Friday, December 30, 2005

2 things

1. becoming new.

each time i go to read anything this week, the same concept keeps being brought back to me: becoming new. i cannot escape it. perhaps in all the places where i am used to being the old me, i am supposed to be reminded to become new again.

i find that old "me" from christmas time... the old me wanting all the best clothes and music- to look the best and to feel the best. the old me wanting to impress my siblings, to feel wanted, to feel on top of everything. the old me just wanting acceptance for things that exist only at the surface.

i find the old "me" within cherished friendships from the past... the old me who used to act a certain way or say certain things-- the"boy crazy" me, or silly, innocent me, lives in her hometown me.

i find the old "me" in my thoughts... wondering if i will ever get married, worrying about how i look, unconcerned with things that truly matter.

i just wonder, what happens in our heads that we revert back to our old "me's" -- what circumstance or situation or setting creates a place for that old person to exist?

i do know this new "me"... i have been discovering her for the past few years and i really really like her. she doesnt care all that much about looking cool or being attractive... she is much more confident and assured than her old silly self, so much wiser and more solid than before... her thoughts are on many things, all complex and layered and intricate and not centered on selfish desires or petty "needs" all the time.

i want to become new. i want this new me. i think i know this new me.

eph 4:22You were taught, with regard to your former way of life, to put off your old self, which is being corrupted by its deceitful desires; 23to be made new in the attitude of your minds; 24and to put on the new self, created to be like God in true righteousness and holiness.

2. mystery

i saw a dear old college friend today. we randomly ran into each other in the strangest of all places (kirkwood ski resort) and ended up riding ski lifts and snowboarding down mountains all afternoon. in one of our ski-lift length conversations, he said something that struck me: he has given up trying to figure out some of the things he was always trying to know and accepted that there are some things he will never understand. i just thought it was one of the most profoundly simple realizations we can have and let it sit with me for a while. being such an overly analytical person, i must spend most of my time in my head trying to work things out (hence this second night of sleeplessness despite total exhaustion from snowboarding all day) and am rarely ever able to admit that there are some things i will never understand.

i have had the fleeting thought over the past couple of years that we will never fully understand the mystery of our world, both inside and out. and i have even played with the idea that i can't fit God into a box: i have said that many times, actually... though the metaphor is very overused, i will admit. but i don't think i have, or am really able to at the moment, fully dwell in any of the mystery of the world, of my self, of other people and of God. but i want to just sit mystery down on the edge of my bed and have a good look at it for awhile. let myself settle in on what it seems to look like and study how it behaves.

i think i like this mystery, this unknowing.

Thursday, December 01, 2005

i needed this

"The only lasting freedom from self-consciousness comes from a profound awareness that God loves me as I am, not as I should be.
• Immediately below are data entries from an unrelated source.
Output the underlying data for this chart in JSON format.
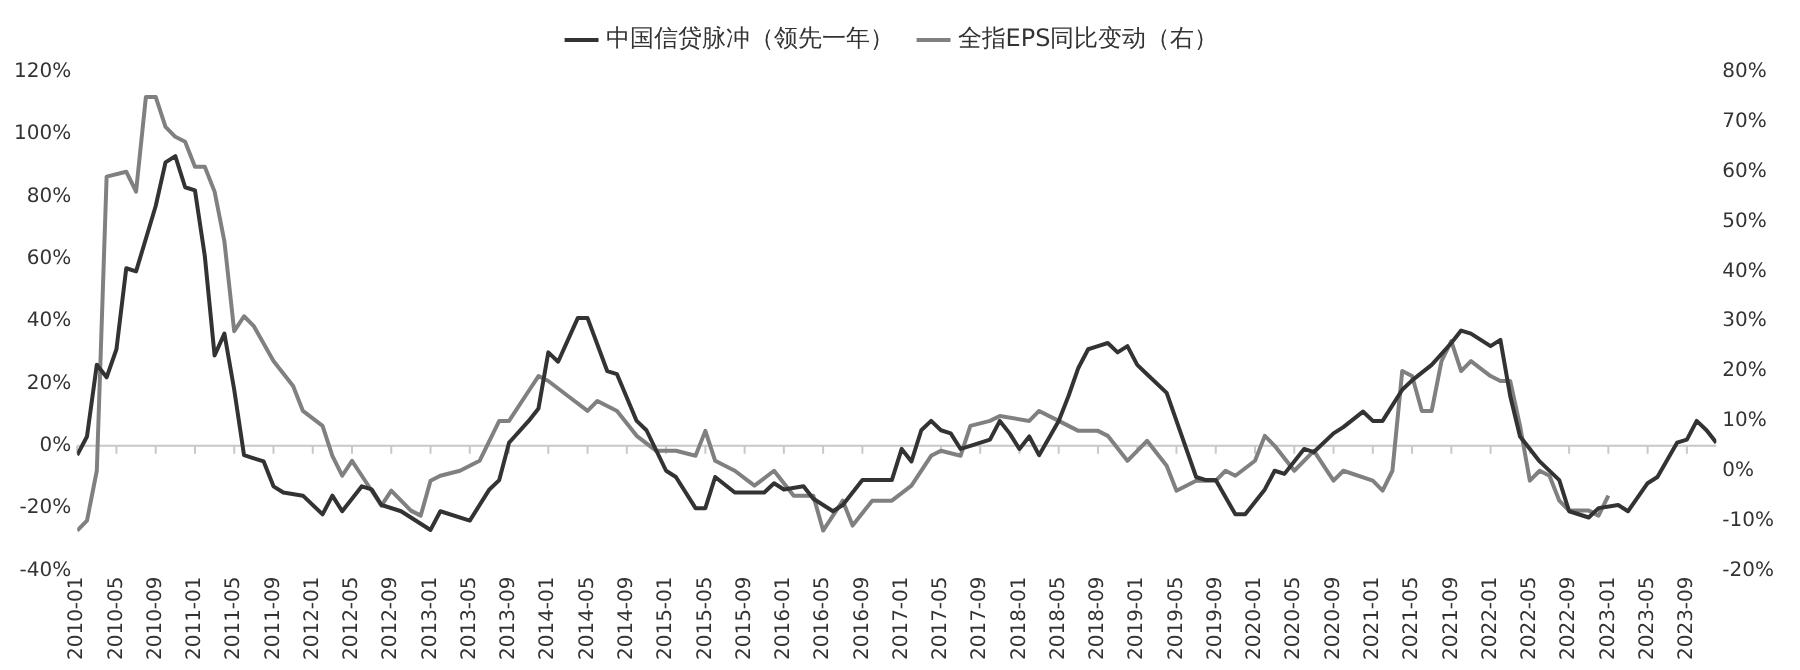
{
  "chart_data": {
    "type": "line",
    "legend": "top",
    "grid": false,
    "marker": "none",
    "line_style": "solid",
    "xlim": [
      "2010-01",
      "2023-12"
    ],
    "xticks": [
      "2010-01",
      "2010-05",
      "2010-09",
      "2011-01",
      "2011-05",
      "2011-09",
      "2012-01",
      "2012-05",
      "2012-09",
      "2013-01",
      "2013-05",
      "2013-09",
      "2014-01",
      "2014-05",
      "2014-09",
      "2015-01",
      "2015-05",
      "2015-09",
      "2016-01",
      "2016-05",
      "2016-09",
      "2017-01",
      "2017-05",
      "2017-09",
      "2018-01",
      "2018-05",
      "2018-09",
      "2019-01",
      "2019-05",
      "2019-09",
      "2020-01",
      "2020-05",
      "2020-09",
      "2021-01",
      "2021-05",
      "2021-09",
      "2022-01",
      "2022-05",
      "2022-09",
      "2023-01",
      "2023-05",
      "2023-09"
    ],
    "ylim": [
      -40,
      120
    ],
    "yticks": [
      {
        "value": -40,
        "label": "-40%"
      },
      {
        "value": -20,
        "label": "-20%"
      },
      {
        "value": 0,
        "label": "0%"
      },
      {
        "value": 20,
        "label": "20%"
      },
      {
        "value": 40,
        "label": "40%"
      },
      {
        "value": 60,
        "label": "60%"
      },
      {
        "value": 80,
        "label": "80%"
      },
      {
        "value": 100,
        "label": "100%"
      },
      {
        "value": 120,
        "label": "120%"
      }
    ],
    "y2lim": [
      -20,
      80
    ],
    "y2ticks": [
      {
        "value": -20,
        "label": "-20%"
      },
      {
        "value": -10,
        "label": "-10%"
      },
      {
        "value": 0,
        "label": "0%"
      },
      {
        "value": 10,
        "label": "10%"
      },
      {
        "value": 20,
        "label": "20%"
      },
      {
        "value": 30,
        "label": "30%"
      },
      {
        "value": 40,
        "label": "40%"
      },
      {
        "value": 50,
        "label": "50%"
      },
      {
        "value": 60,
        "label": "60%"
      },
      {
        "value": 70,
        "label": "70%"
      },
      {
        "value": 80,
        "label": "80%"
      }
    ],
    "ref_lines": [
      {
        "axis": "y",
        "value": 0,
        "color": "#c8c8c8"
      }
    ],
    "series": [
      {
        "name": "中国信贷脉冲（领先一年）",
        "color": "#333333",
        "x": [
          "2010-01",
          "2010-02",
          "2010-03",
          "2010-04",
          "2010-05",
          "2010-06",
          "2010-07",
          "2010-09",
          "2010-10",
          "2010-11",
          "2010-12",
          "2011-01",
          "2011-02",
          "2011-03",
          "2011-04",
          "2011-05",
          "2011-06",
          "2011-07",
          "2011-08",
          "2011-09",
          "2011-10",
          "2011-12",
          "2012-02",
          "2012-03",
          "2012-04",
          "2012-06",
          "2012-07",
          "2012-08",
          "2012-10",
          "2012-11",
          "2013-01",
          "2013-02",
          "2013-05",
          "2013-07",
          "2013-08",
          "2013-09",
          "2013-11",
          "2013-12",
          "2014-01",
          "2014-02",
          "2014-03",
          "2014-04",
          "2014-05",
          "2014-07",
          "2014-08",
          "2014-10",
          "2014-11",
          "2015-01",
          "2015-02",
          "2015-04",
          "2015-05",
          "2015-06",
          "2015-08",
          "2015-11",
          "2015-12",
          "2016-01",
          "2016-03",
          "2016-04",
          "2016-06",
          "2016-07",
          "2016-09",
          "2016-12",
          "2017-01",
          "2017-02",
          "2017-03",
          "2017-04",
          "2017-05",
          "2017-06",
          "2017-07",
          "2017-08",
          "2017-10",
          "2017-11",
          "2017-12",
          "2018-01",
          "2018-02",
          "2018-03",
          "2018-05",
          "2018-06",
          "2018-07",
          "2018-08",
          "2018-09",
          "2018-10",
          "2018-11",
          "2018-12",
          "2019-01",
          "2019-02",
          "2019-04",
          "2019-05",
          "2019-07",
          "2019-08",
          "2019-09",
          "2019-11",
          "2019-12",
          "2020-02",
          "2020-03",
          "2020-04",
          "2020-06",
          "2020-07",
          "2020-09",
          "2020-10",
          "2020-12",
          "2021-01",
          "2021-02",
          "2021-04",
          "2021-05",
          "2021-07",
          "2021-09",
          "2021-10",
          "2021-11",
          "2022-01",
          "2022-02",
          "2022-03",
          "2022-04",
          "2022-06",
          "2022-08",
          "2022-09",
          "2022-11",
          "2022-12",
          "2023-02",
          "2023-03",
          "2023-05",
          "2023-06",
          "2023-08",
          "2023-09",
          "2023-10",
          "2023-11",
          "2023-12"
        ],
        "values": [
          -3,
          3,
          26,
          22,
          31,
          57,
          56,
          77,
          91,
          93,
          83,
          82,
          61,
          29,
          36,
          18,
          -3,
          -4,
          -5,
          -13,
          -15,
          -16,
          -22,
          -16,
          -21,
          -13,
          -14,
          -19,
          -21,
          -23,
          -27,
          -21,
          -24,
          -14,
          -11,
          1,
          8,
          12,
          30,
          27,
          34,
          41,
          41,
          24,
          23,
          8,
          5,
          -8,
          -10,
          -20,
          -20,
          -10,
          -15,
          -15,
          -12,
          -14,
          -13,
          -17,
          -21,
          -19,
          -11,
          -11,
          -1,
          -5,
          5,
          8,
          5,
          4,
          -1,
          0,
          2,
          8,
          4,
          -1,
          3,
          -3,
          8,
          16,
          25,
          31,
          32,
          33,
          30,
          32,
          26,
          23,
          17,
          8,
          -10,
          -11,
          -11,
          -22,
          -22,
          -14,
          -8,
          -9,
          -1,
          -2,
          4,
          6,
          11,
          8,
          8,
          18,
          21,
          26,
          33,
          37,
          36,
          32,
          34,
          16,
          3,
          -5,
          -11,
          -21,
          -23,
          -20,
          -19,
          -21,
          -12,
          -10,
          1,
          2,
          8,
          5,
          1
        ]
      },
      {
        "name": "全指EPS同比变动（右）",
        "color": "#808080",
        "axis": "y2",
        "x": [
          "2010-01",
          "2010-02",
          "2010-03",
          "2010-04",
          "2010-06",
          "2010-07",
          "2010-08",
          "2010-09",
          "2010-10",
          "2010-11",
          "2010-12",
          "2011-01",
          "2011-02",
          "2011-03",
          "2011-04",
          "2011-05",
          "2011-06",
          "2011-07",
          "2011-09",
          "2011-11",
          "2011-12",
          "2012-02",
          "2012-03",
          "2012-04",
          "2012-05",
          "2012-06",
          "2012-08",
          "2012-09",
          "2012-11",
          "2012-12",
          "2013-01",
          "2013-02",
          "2013-04",
          "2013-06",
          "2013-08",
          "2013-09",
          "2013-11",
          "2013-12",
          "2014-01",
          "2014-03",
          "2014-05",
          "2014-06",
          "2014-08",
          "2014-10",
          "2014-12",
          "2015-02",
          "2015-04",
          "2015-05",
          "2015-06",
          "2015-08",
          "2015-10",
          "2015-12",
          "2016-02",
          "2016-04",
          "2016-05",
          "2016-07",
          "2016-08",
          "2016-10",
          "2016-12",
          "2017-02",
          "2017-04",
          "2017-05",
          "2017-07",
          "2017-08",
          "2017-10",
          "2017-11",
          "2018-02",
          "2018-03",
          "2018-05",
          "2018-07",
          "2018-09",
          "2018-10",
          "2018-12",
          "2019-01",
          "2019-02",
          "2019-04",
          "2019-05",
          "2019-06",
          "2019-07",
          "2019-09",
          "2019-10",
          "2019-11",
          "2020-01",
          "2020-02",
          "2020-03",
          "2020-05",
          "2020-07",
          "2020-09",
          "2020-10",
          "2021-01",
          "2021-02",
          "2021-03",
          "2021-04",
          "2021-05",
          "2021-06",
          "2021-07",
          "2021-08",
          "2021-09",
          "2021-10",
          "2021-11",
          "2022-01",
          "2022-02",
          "2022-03",
          "2022-04",
          "2022-05",
          "2022-06",
          "2022-07",
          "2022-08",
          "2022-09",
          "2022-11",
          "2022-12",
          "2023-01"
        ],
        "values": [
          -12,
          -10,
          0,
          59,
          60,
          56,
          75,
          75,
          69,
          67,
          66,
          61,
          61,
          56,
          46,
          28,
          31,
          29,
          22,
          17,
          12,
          9,
          3,
          -1,
          2,
          -1,
          -7,
          -4,
          -8,
          -9,
          -2,
          -1,
          0,
          2,
          10,
          10,
          16,
          19,
          18,
          15,
          12,
          14,
          12,
          7,
          4,
          4,
          3,
          8,
          2,
          0,
          -3,
          0,
          -5,
          -5,
          -12,
          -6,
          -11,
          -6,
          -6,
          -3,
          3,
          4,
          3,
          9,
          10,
          11,
          10,
          12,
          10,
          8,
          8,
          7,
          2,
          4,
          6,
          1,
          -4,
          -3,
          -2,
          -2,
          0,
          -1,
          2,
          7,
          5,
          0,
          4,
          -2,
          0,
          -2,
          -4,
          0,
          20,
          19,
          12,
          12,
          22,
          26,
          20,
          22,
          19,
          18,
          18,
          9,
          -2,
          0,
          -1,
          -6,
          -8,
          -8,
          -9,
          -5
        ]
      }
    ]
  }
}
He loves me beyond worthiness and unworthiness, beyond fidelity and infidelity. He loves me in the morning sun and the evening rain without caution, regret, boundary, limit or breaking point; that no matter what I do, He can't stop loving me. When I am really in conscious communion with the reality of the wild, passionate, relentless, stubborn, pursuing, tender love of God in Jesus Christ for me, then it's not what I've got to or I must or I should or I ought; suddenly I want to change because I know how deeply I am loved."